Foto: Azfa Zaidan Naqi/LPM Kentingan

Taman Budaya Jawa Tengah Membawa Ekspresi Seniman dalam Pentas ‘Tidak Sekedar Tari’ Ke-83

Pentas seni bertajuk Tidak Sekedar Tari kembali digelar pada  Selasa (5/12) malam lalu di Wisma Seni Taman Budaya Jawa Tengah (TBJT), Surakarta. Bekerja sama dengan Studio Taksu, Yayasan EkosDance, SapujagadSquad, dan Forum Silahturami Sanggar Tari Jawa Tengah, kegiatan ini kembali menjadi pusat perhatian para pecinta seni. Acara ini bukan yang pertama digelar, melainkan sudah yang ke-83 dan menjadi wadah bagi seniman-seniman berbakat untuk mengekspresikan diri.

Kegiatan yang diadakan setiap dua bulan sekali ini menyajikan empat tarian oleh empat seniman pilihan yang mempersembahkan karya-karya luar biasa dalam bentuk performance, menggambarkan betapa seni tak terbatas pada satu medium saja. Keempat seniman berhasil mengendalikan suasana pendopo, pendopo yang menjadi saksi bisu bahwa kreativitas seni adalah tempat yang tepat untuk mengapresiasi keindahan dan keunikannya.
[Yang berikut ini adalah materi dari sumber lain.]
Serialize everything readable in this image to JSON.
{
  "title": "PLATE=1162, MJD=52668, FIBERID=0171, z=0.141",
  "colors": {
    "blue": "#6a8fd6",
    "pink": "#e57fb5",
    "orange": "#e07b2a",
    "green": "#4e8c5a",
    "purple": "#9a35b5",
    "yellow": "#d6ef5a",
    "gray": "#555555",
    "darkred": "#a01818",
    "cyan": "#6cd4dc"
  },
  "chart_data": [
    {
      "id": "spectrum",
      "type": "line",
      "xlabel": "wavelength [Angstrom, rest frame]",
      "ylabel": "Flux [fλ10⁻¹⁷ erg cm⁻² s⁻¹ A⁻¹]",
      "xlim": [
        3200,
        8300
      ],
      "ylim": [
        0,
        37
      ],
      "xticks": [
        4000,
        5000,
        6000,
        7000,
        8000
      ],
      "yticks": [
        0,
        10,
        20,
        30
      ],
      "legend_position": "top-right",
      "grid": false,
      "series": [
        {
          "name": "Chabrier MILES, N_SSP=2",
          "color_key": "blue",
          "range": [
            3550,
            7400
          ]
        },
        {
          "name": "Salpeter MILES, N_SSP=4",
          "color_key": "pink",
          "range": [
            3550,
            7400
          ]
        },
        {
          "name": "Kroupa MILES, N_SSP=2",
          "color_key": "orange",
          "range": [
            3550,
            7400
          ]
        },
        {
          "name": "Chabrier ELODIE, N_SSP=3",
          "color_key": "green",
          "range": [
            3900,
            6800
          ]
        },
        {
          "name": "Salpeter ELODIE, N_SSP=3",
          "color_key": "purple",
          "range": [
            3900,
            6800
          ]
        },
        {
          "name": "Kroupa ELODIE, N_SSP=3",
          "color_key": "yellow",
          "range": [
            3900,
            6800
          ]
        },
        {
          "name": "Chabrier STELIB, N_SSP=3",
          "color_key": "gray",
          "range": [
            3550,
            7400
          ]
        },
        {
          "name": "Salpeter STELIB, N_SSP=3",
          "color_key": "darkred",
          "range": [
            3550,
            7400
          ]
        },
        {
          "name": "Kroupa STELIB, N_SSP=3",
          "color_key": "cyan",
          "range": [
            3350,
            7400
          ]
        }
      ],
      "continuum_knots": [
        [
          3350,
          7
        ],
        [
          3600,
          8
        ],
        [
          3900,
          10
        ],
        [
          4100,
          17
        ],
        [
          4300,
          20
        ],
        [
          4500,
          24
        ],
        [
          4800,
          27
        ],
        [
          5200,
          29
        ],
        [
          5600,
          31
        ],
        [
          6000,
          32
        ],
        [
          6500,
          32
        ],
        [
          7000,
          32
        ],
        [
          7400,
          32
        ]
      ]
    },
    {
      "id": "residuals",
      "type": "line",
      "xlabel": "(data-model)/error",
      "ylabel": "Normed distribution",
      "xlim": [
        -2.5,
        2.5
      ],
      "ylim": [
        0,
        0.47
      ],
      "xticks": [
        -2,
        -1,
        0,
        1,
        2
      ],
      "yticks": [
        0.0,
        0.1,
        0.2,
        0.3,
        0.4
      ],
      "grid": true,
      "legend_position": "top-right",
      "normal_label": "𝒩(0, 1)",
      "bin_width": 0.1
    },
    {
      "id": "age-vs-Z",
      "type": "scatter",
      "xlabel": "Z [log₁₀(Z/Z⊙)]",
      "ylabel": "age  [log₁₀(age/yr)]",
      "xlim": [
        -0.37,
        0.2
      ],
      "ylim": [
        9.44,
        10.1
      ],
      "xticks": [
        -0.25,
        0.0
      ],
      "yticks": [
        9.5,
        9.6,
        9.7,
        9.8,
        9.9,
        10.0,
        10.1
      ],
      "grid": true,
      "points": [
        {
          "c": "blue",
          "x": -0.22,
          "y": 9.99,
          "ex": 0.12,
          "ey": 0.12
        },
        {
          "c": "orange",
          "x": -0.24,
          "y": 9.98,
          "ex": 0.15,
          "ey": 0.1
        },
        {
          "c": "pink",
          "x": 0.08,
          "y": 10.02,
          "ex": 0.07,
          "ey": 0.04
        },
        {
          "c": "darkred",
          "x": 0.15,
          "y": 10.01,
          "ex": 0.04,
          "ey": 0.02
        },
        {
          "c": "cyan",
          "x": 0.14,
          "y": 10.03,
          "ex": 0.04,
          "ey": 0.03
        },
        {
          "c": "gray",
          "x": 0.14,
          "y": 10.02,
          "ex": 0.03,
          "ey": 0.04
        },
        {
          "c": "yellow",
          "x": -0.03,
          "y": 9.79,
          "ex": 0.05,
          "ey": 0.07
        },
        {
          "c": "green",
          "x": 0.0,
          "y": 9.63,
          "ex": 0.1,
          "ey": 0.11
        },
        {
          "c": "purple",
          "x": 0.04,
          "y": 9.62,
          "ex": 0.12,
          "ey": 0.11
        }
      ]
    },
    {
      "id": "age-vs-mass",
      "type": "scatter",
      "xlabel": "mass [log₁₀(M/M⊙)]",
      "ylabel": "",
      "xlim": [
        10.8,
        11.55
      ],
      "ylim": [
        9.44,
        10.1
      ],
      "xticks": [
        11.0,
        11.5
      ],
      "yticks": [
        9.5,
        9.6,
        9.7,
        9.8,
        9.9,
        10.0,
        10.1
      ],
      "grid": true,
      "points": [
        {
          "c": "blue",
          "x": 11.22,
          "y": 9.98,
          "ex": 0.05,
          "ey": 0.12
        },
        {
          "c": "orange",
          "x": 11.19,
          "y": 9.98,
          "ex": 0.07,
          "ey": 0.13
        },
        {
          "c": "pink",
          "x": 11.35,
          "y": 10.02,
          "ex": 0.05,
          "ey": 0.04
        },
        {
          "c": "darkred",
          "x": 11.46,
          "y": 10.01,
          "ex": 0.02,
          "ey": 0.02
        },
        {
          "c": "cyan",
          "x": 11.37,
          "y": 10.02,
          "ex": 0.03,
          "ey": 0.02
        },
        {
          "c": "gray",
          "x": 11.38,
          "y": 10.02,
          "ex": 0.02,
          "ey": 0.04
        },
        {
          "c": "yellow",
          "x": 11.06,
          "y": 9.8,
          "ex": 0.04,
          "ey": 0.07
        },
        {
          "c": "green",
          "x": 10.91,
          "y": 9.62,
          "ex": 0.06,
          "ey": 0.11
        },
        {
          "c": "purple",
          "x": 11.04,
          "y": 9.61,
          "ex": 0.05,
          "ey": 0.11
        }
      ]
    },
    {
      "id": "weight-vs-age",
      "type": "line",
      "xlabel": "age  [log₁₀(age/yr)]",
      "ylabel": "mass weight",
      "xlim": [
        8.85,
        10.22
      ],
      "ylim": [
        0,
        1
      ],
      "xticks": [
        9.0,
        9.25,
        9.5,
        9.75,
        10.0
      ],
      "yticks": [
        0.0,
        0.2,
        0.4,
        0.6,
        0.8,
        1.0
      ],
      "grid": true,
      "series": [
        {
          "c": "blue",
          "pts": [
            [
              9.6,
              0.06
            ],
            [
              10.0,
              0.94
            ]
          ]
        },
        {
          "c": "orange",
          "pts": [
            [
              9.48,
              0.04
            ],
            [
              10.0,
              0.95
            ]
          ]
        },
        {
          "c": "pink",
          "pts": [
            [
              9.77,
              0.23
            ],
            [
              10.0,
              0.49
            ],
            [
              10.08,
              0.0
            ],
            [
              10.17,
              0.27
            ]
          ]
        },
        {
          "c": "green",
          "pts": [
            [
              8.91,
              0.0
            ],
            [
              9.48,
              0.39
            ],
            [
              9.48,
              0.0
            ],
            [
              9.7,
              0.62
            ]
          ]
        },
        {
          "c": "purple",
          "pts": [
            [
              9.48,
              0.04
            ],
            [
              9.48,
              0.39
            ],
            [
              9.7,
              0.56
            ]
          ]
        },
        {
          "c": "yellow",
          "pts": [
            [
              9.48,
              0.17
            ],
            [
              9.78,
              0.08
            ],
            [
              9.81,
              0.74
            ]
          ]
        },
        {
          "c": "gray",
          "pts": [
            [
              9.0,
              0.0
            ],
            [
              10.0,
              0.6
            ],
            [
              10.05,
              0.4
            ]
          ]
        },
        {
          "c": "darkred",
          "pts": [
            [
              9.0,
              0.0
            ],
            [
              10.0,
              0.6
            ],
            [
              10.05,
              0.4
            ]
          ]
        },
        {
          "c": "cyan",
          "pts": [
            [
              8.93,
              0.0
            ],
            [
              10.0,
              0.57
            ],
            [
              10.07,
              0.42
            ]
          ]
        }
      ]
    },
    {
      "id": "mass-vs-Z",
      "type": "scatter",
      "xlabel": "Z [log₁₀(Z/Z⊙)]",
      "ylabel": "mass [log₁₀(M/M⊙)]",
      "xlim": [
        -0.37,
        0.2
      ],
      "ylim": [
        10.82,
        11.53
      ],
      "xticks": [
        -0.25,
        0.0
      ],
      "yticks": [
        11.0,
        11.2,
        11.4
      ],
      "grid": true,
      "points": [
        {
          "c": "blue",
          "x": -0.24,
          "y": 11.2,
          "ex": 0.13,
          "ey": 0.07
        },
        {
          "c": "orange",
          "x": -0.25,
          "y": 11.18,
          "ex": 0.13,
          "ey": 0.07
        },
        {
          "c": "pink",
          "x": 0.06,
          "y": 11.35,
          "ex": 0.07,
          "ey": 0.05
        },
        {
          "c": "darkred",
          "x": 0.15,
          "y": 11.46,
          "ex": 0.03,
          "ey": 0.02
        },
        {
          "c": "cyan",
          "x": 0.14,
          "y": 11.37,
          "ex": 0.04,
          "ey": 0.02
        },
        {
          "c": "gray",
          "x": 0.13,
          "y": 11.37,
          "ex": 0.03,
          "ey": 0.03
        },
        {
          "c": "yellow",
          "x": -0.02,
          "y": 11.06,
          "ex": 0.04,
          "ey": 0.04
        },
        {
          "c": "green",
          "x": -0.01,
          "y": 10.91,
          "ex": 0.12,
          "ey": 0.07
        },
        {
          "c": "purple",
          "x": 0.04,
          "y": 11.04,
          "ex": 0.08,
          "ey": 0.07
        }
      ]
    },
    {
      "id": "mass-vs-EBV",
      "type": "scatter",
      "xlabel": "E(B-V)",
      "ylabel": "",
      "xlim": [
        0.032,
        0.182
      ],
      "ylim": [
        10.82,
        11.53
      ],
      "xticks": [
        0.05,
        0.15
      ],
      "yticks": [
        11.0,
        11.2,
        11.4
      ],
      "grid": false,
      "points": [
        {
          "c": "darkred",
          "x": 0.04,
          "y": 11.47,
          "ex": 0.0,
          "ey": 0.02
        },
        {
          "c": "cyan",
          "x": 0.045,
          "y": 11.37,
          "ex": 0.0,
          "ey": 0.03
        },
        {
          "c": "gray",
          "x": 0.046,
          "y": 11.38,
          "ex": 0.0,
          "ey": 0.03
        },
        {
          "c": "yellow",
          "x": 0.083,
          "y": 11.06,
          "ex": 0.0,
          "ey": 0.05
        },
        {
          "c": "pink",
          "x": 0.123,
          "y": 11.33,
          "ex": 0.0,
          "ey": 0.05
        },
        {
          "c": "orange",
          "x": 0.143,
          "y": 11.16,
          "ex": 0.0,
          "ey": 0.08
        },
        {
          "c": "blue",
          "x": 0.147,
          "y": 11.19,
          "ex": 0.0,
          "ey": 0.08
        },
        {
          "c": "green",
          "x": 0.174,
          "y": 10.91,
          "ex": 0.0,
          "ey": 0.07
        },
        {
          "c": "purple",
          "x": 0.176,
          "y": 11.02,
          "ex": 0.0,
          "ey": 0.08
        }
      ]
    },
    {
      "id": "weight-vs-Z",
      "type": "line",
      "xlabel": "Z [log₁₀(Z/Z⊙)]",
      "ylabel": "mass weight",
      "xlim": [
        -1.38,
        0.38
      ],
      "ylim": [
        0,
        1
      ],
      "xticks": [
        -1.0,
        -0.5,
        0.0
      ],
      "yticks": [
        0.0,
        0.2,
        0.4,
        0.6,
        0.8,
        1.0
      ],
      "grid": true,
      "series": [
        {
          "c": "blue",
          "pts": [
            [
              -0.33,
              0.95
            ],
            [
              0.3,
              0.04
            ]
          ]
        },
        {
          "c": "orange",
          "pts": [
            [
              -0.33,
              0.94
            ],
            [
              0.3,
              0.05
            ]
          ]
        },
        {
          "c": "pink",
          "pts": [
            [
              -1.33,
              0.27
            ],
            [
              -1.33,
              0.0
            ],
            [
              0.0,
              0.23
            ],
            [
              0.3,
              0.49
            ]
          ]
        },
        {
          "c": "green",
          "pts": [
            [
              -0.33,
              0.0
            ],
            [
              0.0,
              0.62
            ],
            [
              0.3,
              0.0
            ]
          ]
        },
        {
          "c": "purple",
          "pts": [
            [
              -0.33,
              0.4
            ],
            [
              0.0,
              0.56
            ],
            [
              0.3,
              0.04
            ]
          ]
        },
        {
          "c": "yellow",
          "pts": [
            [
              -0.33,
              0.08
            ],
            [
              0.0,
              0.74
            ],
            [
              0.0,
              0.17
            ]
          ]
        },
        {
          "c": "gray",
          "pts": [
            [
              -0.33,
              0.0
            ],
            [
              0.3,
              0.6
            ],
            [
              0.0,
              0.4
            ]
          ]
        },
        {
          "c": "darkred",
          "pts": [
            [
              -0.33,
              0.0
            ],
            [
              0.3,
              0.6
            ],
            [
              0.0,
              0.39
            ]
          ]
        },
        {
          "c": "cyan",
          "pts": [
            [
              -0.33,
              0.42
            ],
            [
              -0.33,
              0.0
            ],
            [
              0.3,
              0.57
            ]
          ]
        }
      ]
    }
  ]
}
Iing Sayuti, salah satu seniman yang tampil pada malam itu, membuka pertunjukan dengan karyanya yang berjudul “TABLE”. Penampilannya memberikan sentuhan yang berbeda melalui perpaduan antara gerakan tari dan unsur-unsur meja. Tak kalah menarik, Riska Dwi Maryanti dengan karyanya berjudul “Ectomorph” menyajikan gerakan tubuh yang menggugah. Riska berhasil menyampaikan pesan mendalam melalui interpretasi visualnya. Puspita Putri, melalui karya berjudul “Side”, mengajak penonton masuk ke dalam dunianya yang penuh dengan nuansa sisi-sisi kehidupan yang terkadang terlupakan. Sementara itu, Dionisius dengan karyanya yang berjudul “Connect” berhasil menyatukan elemen-elemen yang berbeda dan menciptakan harmoni dalam perbedaan.

Keempat performance tersebut tidak hanya sekadar tarian, melainkan juga karya seni yang menggugah pemikiran dan perasaan penonton. Masing-masing tema memberikan perspektif baru, menciptakan ruang bagi refleksi dan apresiasi terhadap keberagaman seni. Dengan penataan yang apik dan atmosfer yang memikat, pertunjukan karya seni ini berhasil menciptakan pengalaman yang tak terlupakan bagi para penikmat seni. Sebuah penghargaan untuk keberanian seniman dalam mengeksplorasi batas-batas seni, menjadikan acara ini sebagai tonggak bersejarah dalam dunia seni pertunjukan lokal.

Puspita Putri, salah satu koreografer asal Solo membuat takjub para penonton dengan pengalaman “ketubuhan” yang ia bawakan. Menampilkan tarian dengan penuh semangat, ia menuturkan bahwa persiapannya dalam sajian ini membutuhkan waktu sepuluh hari karena adanya perubahan konsep serta bagian transisi pergantian kostum. Makna pada setiap gerakannya ia tuangkan dalam sajiannya pada malam itu dengan judul “Side”.

“Karya saya ini menjelaskan mengenai alter ego di mana alter ego itu merupakan kepribadian ke dua seseorang yang dibentuk secara sadar. Sebenarnya, hal tersebut berasal dari pengalaman empiris saya, di mana menurut teman-teman saya bahwasanya saya memiliki kepribadian yang berbeda di kehidupan sehari-hari dengan kepribadian ketika perform sehingga saya mencoba riset apakah hal tersebut ada kaitannya dengan psikologi sehingga muncullah alter ego yang berkaitan dengan psikologi.“ ungkap Puspita.